New Google commercial imagines a Declaration of Independence written with help from AI

Two hundred and fifty years after the signing of the Declaration of Independence, asks a new commercial from Google: What if the Founding Fathers had access to Google Workspace?
With the tagline “Group project, but make it 1776,” the ad depicts a largely invisible Thomas Jefferson when he gets a nagging text from Ben Franklin, leading to a very Google-centric collaborative process. Edits are suggested in Google Docs, a meeting is scheduled in Google Calendar and conducted remotely via Google Meet (with each participant apparently turning off their camera?), and then the whole thing is rounded out with electronic signatures; bring on the fireworks.

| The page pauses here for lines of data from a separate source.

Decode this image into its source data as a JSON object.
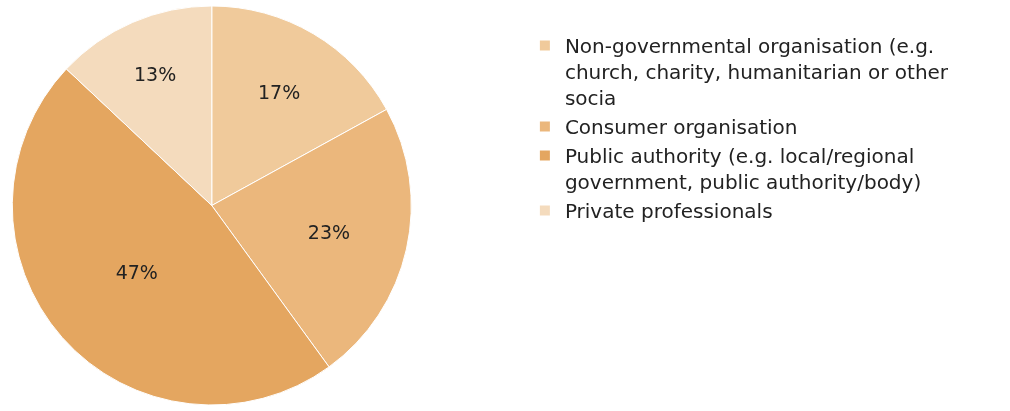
{
  "chart_data": {
    "type": "pie",
    "categories": [
      "Non-governmental organisation (e.g. church, charity, humanitarian or other socia",
      "Consumer organisation",
      "Public authority (e.g. local/regional government, public authority/body)",
      "Private professionals"
    ],
    "values": [
      17,
      23,
      47,
      13
    ],
    "value_labels": [
      "17%",
      "23%",
      "47%",
      "13%"
    ],
    "colors": [
      "#f0ca9b",
      "#ebb77c",
      "#e4a660",
      "#f4dbbd"
    ],
    "legend": "right"
  }
}
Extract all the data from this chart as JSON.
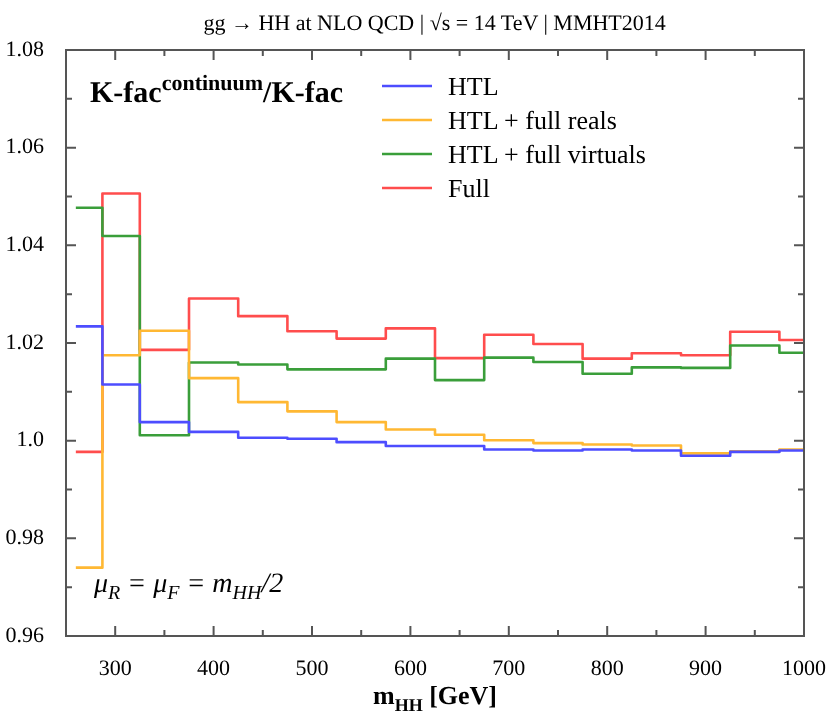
{
  "chart_data": {
    "type": "step",
    "title": "gg → HH at NLO QCD | √s = 14 TeV | MMHT2014",
    "xlabel": "m$_{HH}$ [GeV]",
    "annotations": [
      "K-fac$^{continuum}$/K-fac",
      "μ$_{R}$ = μ$_{F}$ = m$_{HH}$/2"
    ],
    "x": [
      260,
      287,
      325,
      375,
      425,
      475,
      525,
      575,
      625,
      675,
      725,
      775,
      825,
      875,
      925,
      975,
      1000
    ],
    "series": [
      {
        "name": "HTL",
        "color": "#4d4dff",
        "values": [
          1.0234,
          1.0115,
          1.0038,
          1.0018,
          1.0006,
          1.0004,
          0.9997,
          0.9989,
          0.9989,
          0.9982,
          0.998,
          0.9982,
          0.998,
          0.9969,
          0.9977,
          0.998,
          0.998
        ]
      },
      {
        "name": "HTL + full reals",
        "color": "#ffb833",
        "values": [
          0.974,
          1.0175,
          1.0225,
          1.0128,
          1.0079,
          1.006,
          1.0038,
          1.0023,
          1.0012,
          1.0001,
          0.9995,
          0.9992,
          0.999,
          0.9974,
          0.9978,
          0.9982,
          0.9982
        ]
      },
      {
        "name": "HTL + full virtuals",
        "color": "#3a9e3a",
        "values": [
          1.0477,
          1.0419,
          1.0011,
          1.016,
          1.0156,
          1.0146,
          1.0146,
          1.0168,
          1.0124,
          1.017,
          1.0161,
          1.0137,
          1.015,
          1.0149,
          1.0195,
          1.018,
          1.018
        ]
      },
      {
        "name": "Full",
        "color": "#ff4d4d",
        "values": [
          0.9977,
          1.0506,
          1.0186,
          1.0291,
          1.0255,
          1.0224,
          1.0209,
          1.023,
          1.0169,
          1.0217,
          1.0198,
          1.0168,
          1.0179,
          1.0175,
          1.0223,
          1.0206,
          1.0206
        ]
      }
    ],
    "xlim": [
      250,
      1000
    ],
    "xticks": [
      {
        "value": 250,
        "label": null
      },
      300,
      {
        "value": 350,
        "label": null
      },
      400,
      {
        "value": 450,
        "label": null
      },
      500,
      {
        "value": 550,
        "label": null
      },
      600,
      {
        "value": 650,
        "label": null
      },
      700,
      {
        "value": 750,
        "label": null
      },
      800,
      {
        "value": 850,
        "label": null
      },
      900,
      {
        "value": 950,
        "label": null
      },
      1000
    ],
    "ylim": [
      0.96,
      1.08
    ],
    "yticks": [
      0.96,
      {
        "value": 0.97,
        "label": null
      },
      0.98,
      {
        "value": 0.99,
        "label": null
      },
      {
        "value": 1,
        "label": "1.0"
      },
      {
        "value": 1.01,
        "label": null
      },
      1.02,
      {
        "value": 1.03,
        "label": null
      },
      1.04,
      {
        "value": 1.05,
        "label": null
      },
      1.06,
      {
        "value": 1.07,
        "label": null
      },
      1.08
    ],
    "grid": false,
    "legend": "top right",
    "marker": "none",
    "line_style": "solid"
  }
}
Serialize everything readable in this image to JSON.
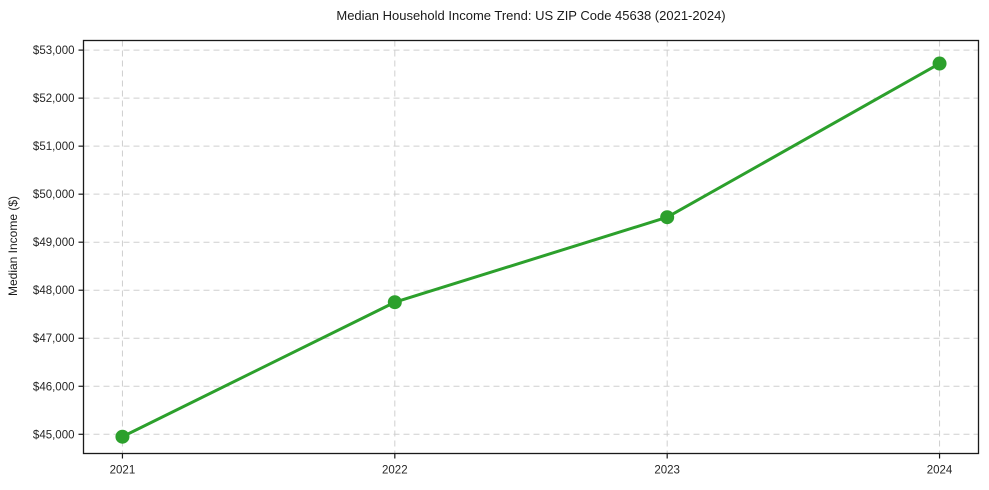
{
  "chart_data": {
    "type": "line",
    "title": "Median Household Income Trend: US ZIP Code 45638 (2021-2024)",
    "xlabel": "",
    "ylabel": "Median Income ($)",
    "x": [
      "2021",
      "2022",
      "2023",
      "2024"
    ],
    "series": [
      {
        "name": "Median Household Income",
        "values": [
          44950,
          47750,
          49520,
          52720
        ]
      }
    ],
    "yticks": {
      "values": [
        45000,
        46000,
        47000,
        48000,
        49000,
        50000,
        51000,
        52000,
        53000
      ],
      "labels": [
        "$45,000",
        "$46,000",
        "$47,000",
        "$48,000",
        "$49,000",
        "$50,000",
        "$51,000",
        "$52,000",
        "$53,000"
      ]
    },
    "ylim": [
      44600,
      53200
    ],
    "grid": "dashed both axes",
    "legend": "none",
    "line_color": "#2ca02c",
    "marker": "circle",
    "background_color": "#ffffff"
  }
}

Since this is an advertisement from a technology company in 2026, AI obviously plays a role. The fictionalized founders use Google’s ‘help me visualize’ AI tool to try out different animals on the national seal, Gemini takes notes of the meeting and the founders also ask the chatbot for advice before rejecting the request for access to documents of King George III.
The whole thing is very tongue-in-cheek (at one point Sam Adams asks, “Can we settle this over a beer?”), and the AI evangelism is relatively discreet compared to many other recent ads. And unlike that infamous Google commercial in which a father uses Gemini to write a fan letter for his daughter, this one eschews any suggestion that the actual text of the Declaration of Independence would be improved with AI. Perhaps the most AI-forward element of the ad is the footage itself, which to my eyes has the eerie sheen of AI-generated video.
While the viewer comments YouTube And Instagram seem to be mostly positive, it may not surprise you that the response to Bluesky has been positive much more critical. Posters called the commercial “cringy” and “stunningly tone-deaf,” and the AI angle was the biggest target — like many users, including historian Angus Johnstonnoted that it is “amazing how little of this is actually AI.”
“Even in a corny fantasy joke, it is impossible to argue that AI is a useful tool for political organization, writing, or human cooperation,” Johnston said.